Acordei como em tantos outros dias.
Desorientado.
Mais uma vez acordava num quarto que me era estranho. Mais uma vez não me lembrava da noite anterior.
Merda, como detestava aquelas brancas que me davam de vez em quando.
Tudo era igual a tantas manhas que as seguiam.
O quarto de motel rasca. A sensação de que algo errado se tinha passado. E aquela estranha sensação de vazio que rivalizava com uma satisfação macabra.
Isso e claro e a cama vazia.
Só aí me apercebi.
A cama não estava vazia. Havia alguém deitado ao meu lado. Perfeitamente quieto e silencioso.
Virei-me.
E então vi-a.
O cabelo ruivo e ondulado, a pele branca, os olhos azuis.

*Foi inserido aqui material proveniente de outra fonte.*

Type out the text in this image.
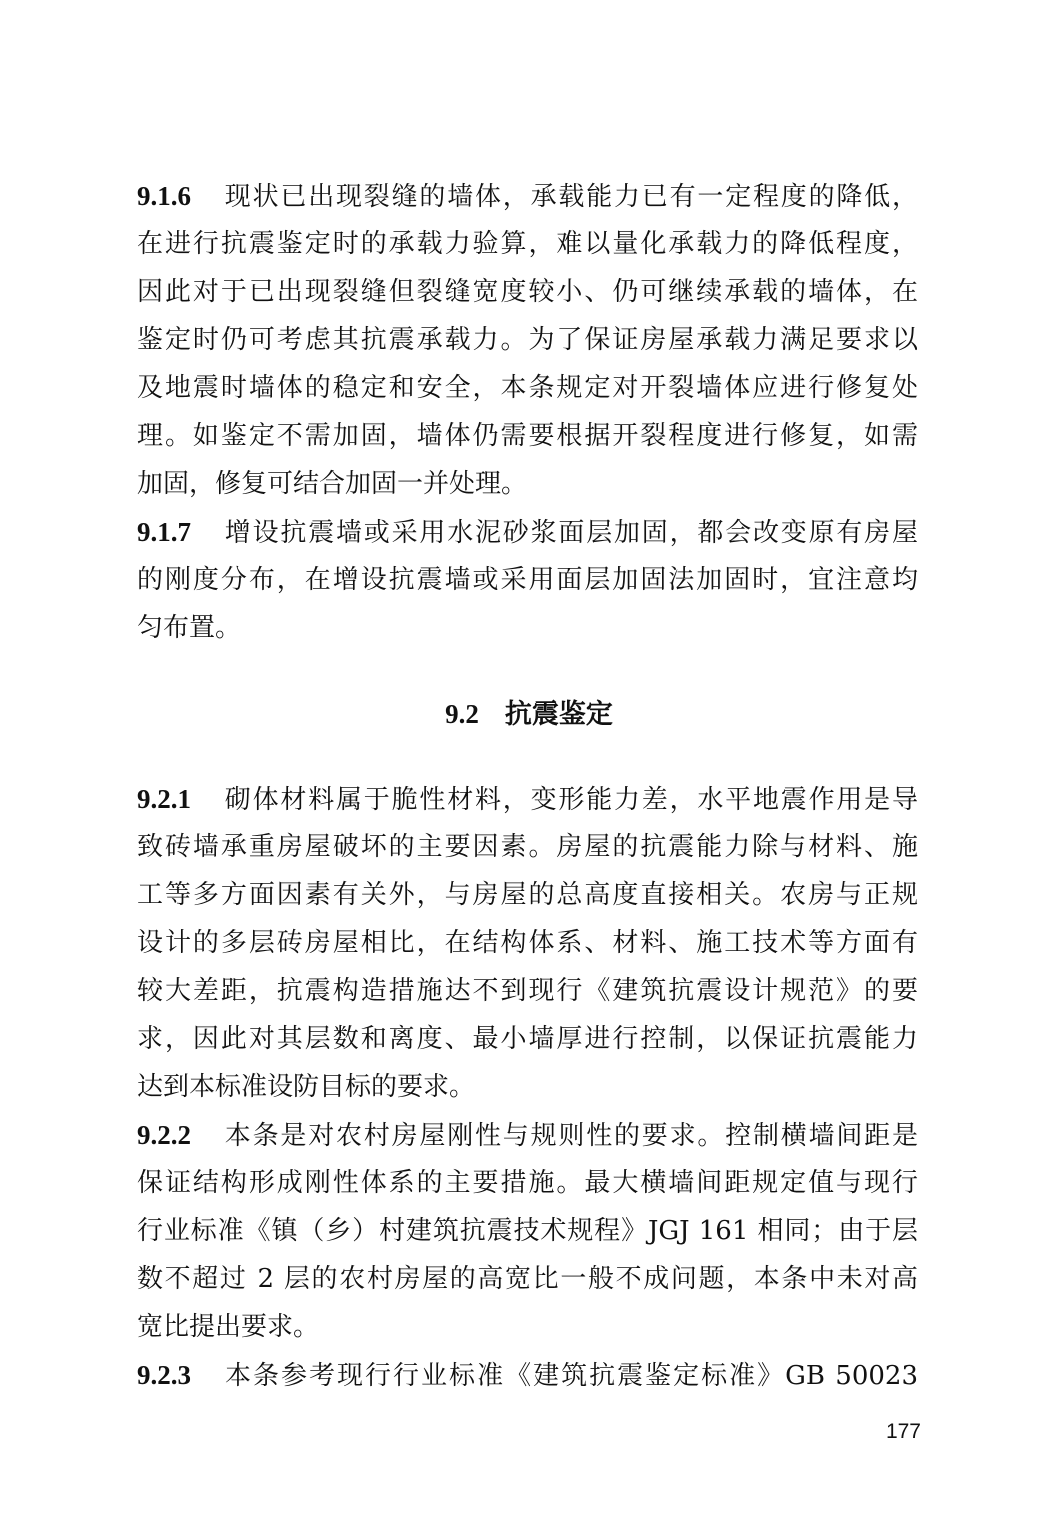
9.1.6 现状已出现裂缝的墙体，承载能力已有一定程度的降低，
在进行抗震鉴定时的承载力验算，难以量化承载力的降低程度，
因此对于已出现裂缝但裂缝宽度较小、仍可继续承载的墙体，在
鉴定时仍可考虑其抗震承载力。为了保证房屋承载力满足要求以
及地震时墙体的稳定和安全，本条规定对开裂墙体应进行修复处
理。如鉴定不需加固，墙体仍需要根据开裂程度进行修复，如需
加固，修复可结合加固一并处理。
9.1.7 增设抗震墙或采用水泥砂浆面层加固，都会改变原有房屋
的刚度分布，在增设抗震墙或采用面层加固法加固时，宜注意均
匀布置。
9.2 抗震鉴定
9.2.1 砌体材料属于脆性材料，变形能力差，水平地震作用是导
致砖墙承重房屋破坏的主要因素。房屋的抗震能力除与材料、施
工等多方面因素有关外，与房屋的总高度直接相关。农房与正规
设计的多层砖房屋相比，在结构体系、材料、施工技术等方面有
较大差距，抗震构造措施达不到现行《建筑抗震设计规范》的要
求，因此对其层数和离度、最小墙厚进行控制，以保证抗震能力
达到本标准设防目标的要求。
9.2.2 本条是对农村房屋刚性与规则性的要求。控制横墙间距是
保证结构形成刚性体系的主要措施。最大横墙间距规定值与现行
行业标准《镇（乡）村建筑抗震技术规程》JGJ 161 相同；由于层
数不超过 2 层的农村房屋的高宽比一般不成问题，本条中未对高
宽比提出要求。
9.2.3 本条参考现行行业标准《建筑抗震鉴定标准》GB 50023
177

Era uma imagem de perfeição.
Mas havia algo que não se enquadrava. Algo que tornava aquela imagem angelical numa composição demoníaca.

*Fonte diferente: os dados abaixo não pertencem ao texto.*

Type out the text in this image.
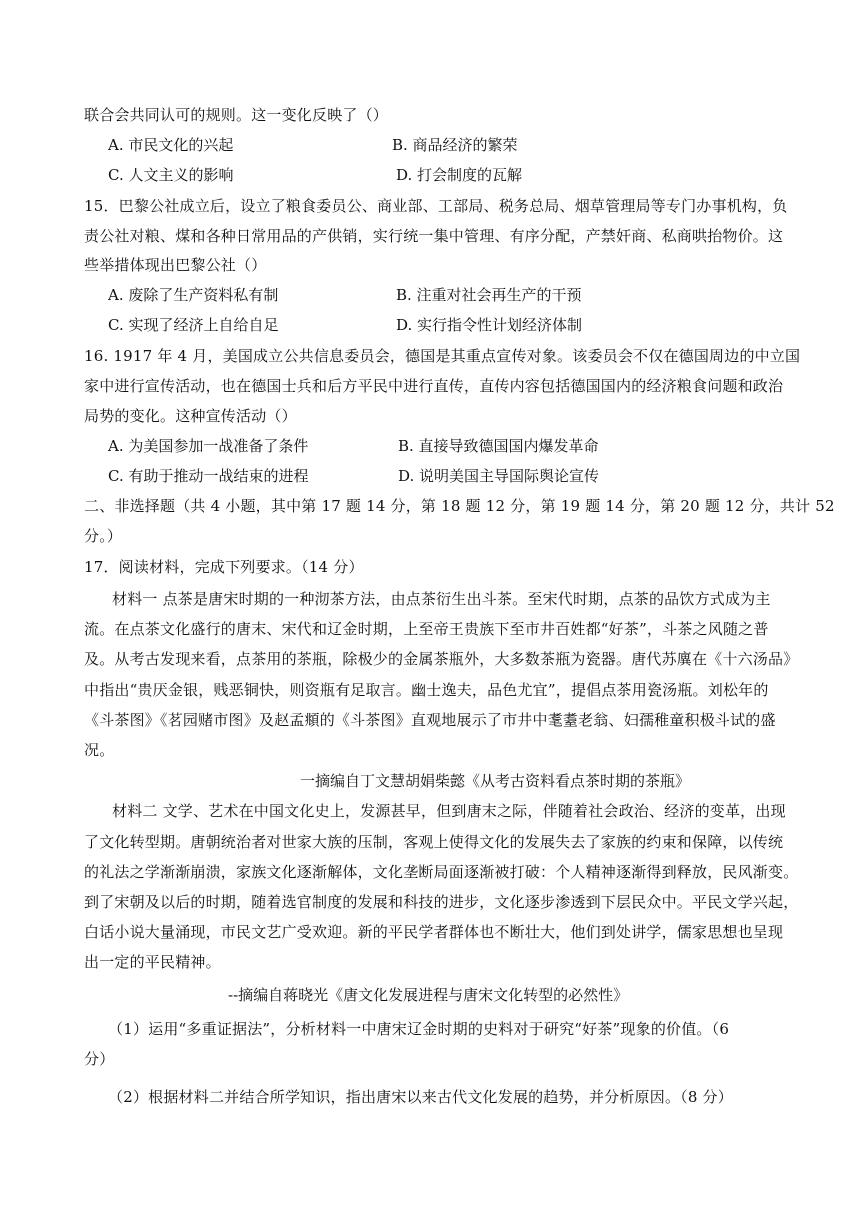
联合会共同认可的规则。这一变化反映了（）
A. 市民文化的兴起	B. 商品经济的繁荣
C. 人文主义的影响	D. 打会制度的瓦解
15．巴黎公社成立后，设立了粮食委员公、商业部、工部局、税务总局、烟草管理局等专门办事机构，负
责公社对粮、煤和各种日常用品的产供销，实行统一集中管理、有序分配，产禁奸商、私商哄抬物价。这
些举措体现出巴黎公社（）
A. 废除了生产资料私有制	B. 注重对社会再生产的干预
C. 实现了经济上自给自足	D. 实行指令性计划经济体制
16. 1917 年 4 月，美国成立公共信息委员会，德国是其重点宣传对象。该委员会不仅在德国周边的中立国
家中进行宣传活动，也在德国士兵和后方平民中进行直传，直传内容包括德国国内的经济粮食问题和政治
局势的变化。这种宣传活动（）
A. 为美国参加一战准备了条件	B. 直接导致德国国内爆发革命
C. 有助于推动一战结束的进程	D. 说明美国主导国际舆论宣传
二、非选择题（共 4 小题，其中第 17 题 14 分，第 18 题 12 分，第 19 题 14 分，第 20 题 12 分，共计 52
分。）
17．阅读材料，完成下列要求。（14 分）
材料一 点茶是唐宋时期的一种沏茶方法，由点茶衍生出斗茶。至宋代时期，点茶的品饮方式成为主
流。在点茶文化盛行的唐末、宋代和辽金时期，上至帝王贵族下至市井百姓都“好茶”，斗茶之风随之普
及。从考古发现来看，点茶用的茶瓶，除极少的金属茶瓶外，大多数茶瓶为瓷器。唐代苏廙在《十六汤品》
中指出“贵厌金银，贱恶铜快，则资瓶有足取言。幽士逸夫，品色尤宜”，提倡点茶用瓷汤瓶。刘松年的
《斗茶图》《茗园赌市图》及赵孟頫的《斗茶图》直观地展示了市井中耄耋老翁、妇孺稚童积极斗试的盛
况。
一摘编自丁文慧胡娟柴懿《从考古资料看点茶时期的茶瓶》
材料二 文学、艺术在中国文化史上，发源甚早，但到唐末之际，伴随着社会政治、经济的变革，出现
了文化转型期。唐朝统治者对世家大族的压制，客观上使得文化的发展失去了家族的约束和保障，以传统
的礼法之学渐渐崩溃，家族文化逐渐解体，文化垄断局面逐渐被打破：个人精神逐渐得到释放，民风渐变。
到了宋朝及以后的时期，随着选官制度的发展和科技的进步，文化逐步渗透到下层民众中。平民文学兴起，
白话小说大量涌现，市民文艺广受欢迎。新的平民学者群体也不断壮大，他们到处讲学，儒家思想也呈现
出一定的平民精神。
--摘编自蒋晓光《唐文化发展进程与唐宋文化转型的必然性》
（1）运用“多重证据法”，分析材料一中唐宋辽金时期的史料对于研究“好茶”现象的价值。（6
分）
（2）根据材料二并结合所学知识，指出唐宋以来古代文化发展的趋势，并分析原因。（8 分）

Apercebi-me só então que os seus seios perfeitos não se moviam. Apercebi-me disso no mesmo momento em que os meus sentidos se aperceberam do sangue espalhados lençóis.
Levantei-me da cama e corri para a casa de banho.
Na casa de banho, debrucei-me no lavatório por uns momentos com os olhos fechados.
Só podia ser uma alucinação. Uma brincadeira. Sei lá. Mas real é que não é.
Não pode estar uma rapariga morta no meu quarto.
Merda, merda, merda.
Abri os olhos e olhei para o espelho.
Um arrepio percorreu-me o corpo e não tivesse acabado de vomitar teria sentido essa necessidade.
O meu corpo estava coberto por uma coisa castanha avermelhada seca.
Tinha sangue espalhado pelo meu corpo.
Abri a torneia do chuveiro com mãos que tremiam e atirei-me lá para dentro.
Fiquei debaixo da água pelo que me pareceu uma eternidade, esfregando o sangue seco do meu corpo com tanta força como podia.
A água tingia-se de vermelho e castanho.
Mas passado um bocado já corria límpida pelos meus pés e por momentos permiti-me esquecer o quadro diabólico que existia no quarto.
Finalmente ganhei coragem para sair da casa de banho e entrei novamente no quarto fazendo um esforço para não olhar para a cama.
Merda. O que posso fazer? Ligar à polícia? Seria considerado suspeito mais provável. Mas era a melhor solução.
Depois de vestir uns boxers dirigi-me à mesa onde estava o telefone e ia a pegar no auscultador quando um pensamento surgiu na minha cabeça.
Deixei-a para ti.
Merda. Para além de tudo o que estava a acontecer era o que me faltava.
Brancas na memória, uma mulher morta na cama onde eu dormia, não saber como tinha vindo aqui ter e agora vozes na minha cabeça. Era mesmo o que precisava. Merda.
E novamente.
Deixei-a para ti.
Desta vez deixei-a continuar.
Deixei-a para ti.
Ao tempo que vivemos os dois uma meia vida.
Nenhum dos dois está satisfeito com o que tem. E o pior é que tu nem da tua meia vida gostas.
Eu, pelo menos, quando estou a conduzir aprecio o que faço. Tu apenas vagueias pela vida sem saber o que queres.
EU SEI O QUE QUERO!
Olha para o quarto.
OLHA!
Vê-la deitada na cama?
Nunca a conseguirias ter se não fosse eu.
EU!
Tu és uma desculpa.
ESTOU FARTTO DE DESCULPAS!
O quê?
Não consegues aguentar o facto de saber que fizeste aquilo à pobre coitada?
Ela até gostou. No Inicio.
Mas não te preocupes. Não foste TU fui EU.
Fui sempre eu. As brancas, as falhas de memória.
TUDO EU!
Também não consegues viver com isso?
Fazemos assim. Tenho uma proposta para ti.
Que dizes a...
Levantei-me do banco onde me sentava e dirigi-me ao quarto.
Olhei para a cama e sorri.
Vesti-me calmamente sem nunca tirar os olhos do corpo que ainda conseguia ser mais perfeito em morte que em vida.
Saí do quarto e cumprimentei o responsável do motel enquanto me sentava numa mesa manchada e pedia um café e uma torrada.
Bacon e ovos? Sim, porque não. Um sumo de laranja também, já agora.
Porque não?
Depois de tanto tempo a viver os minutos que me eram dados como esmolas agora tinha todo o tempo do mundo.
Podia ter tudo o que quisesse e o que queria era tudo.
Como era bom estar finalmente acordado.